В веселом расположении духа вышел старик с кладбища и лишь только ступил на дорогу, снова затянул песню, начав с того стиха, на котором прервал его лай Марусиной собаки. Маруся продолжала прясть, и, Бог знает, какие чувства волновали ее девичью грудь, она часто вздрагивала, то посматривала на дорогу, то на обширное поле, то погружалась в думу, и веретено падало из рук. В этот день работа тихо подвигалась вперед.
Стало смеркаться, Маруся ушла домой, заперла дверь на задвижку и уже готова была лечь спать, как на дороге послышался топот и в то же время раздался лай собаки, расположившейся на ночь у двери. Но вот на дороге все стихло… Фомка (это был он) осадил коня. Маша подбежала к окну, посмотрела и отскочила на середину избы.

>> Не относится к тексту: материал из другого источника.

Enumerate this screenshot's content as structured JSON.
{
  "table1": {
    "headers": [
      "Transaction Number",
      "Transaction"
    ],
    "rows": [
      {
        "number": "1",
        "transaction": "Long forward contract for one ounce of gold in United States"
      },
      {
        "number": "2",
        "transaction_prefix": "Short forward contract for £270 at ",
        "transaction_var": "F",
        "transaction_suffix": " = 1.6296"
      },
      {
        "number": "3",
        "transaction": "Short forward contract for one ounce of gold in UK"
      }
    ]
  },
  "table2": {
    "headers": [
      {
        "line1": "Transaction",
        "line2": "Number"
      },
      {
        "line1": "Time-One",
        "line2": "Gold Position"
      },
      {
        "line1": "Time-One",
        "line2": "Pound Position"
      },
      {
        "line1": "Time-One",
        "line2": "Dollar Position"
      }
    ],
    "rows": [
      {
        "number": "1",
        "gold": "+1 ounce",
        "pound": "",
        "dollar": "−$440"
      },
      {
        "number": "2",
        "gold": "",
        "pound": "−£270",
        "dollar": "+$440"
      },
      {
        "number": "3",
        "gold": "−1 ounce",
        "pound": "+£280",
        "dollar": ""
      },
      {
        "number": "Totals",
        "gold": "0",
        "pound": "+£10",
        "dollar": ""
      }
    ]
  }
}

Наступила минута молчания, после которой раздался стук у двери, сердце бедной девушки застучало еще сильнее, а собака залилась звонким лаем.
Фомка опять постучался в окно.
— Кто там? — дрожащим голосом спросила Маруся.
— Я, — ответил Фомка.
— Какой я? Чего хочешь? — спросила девушка смелее.
— Да я! Чего боишься?.. Что это у тебя так рано дверь заперта?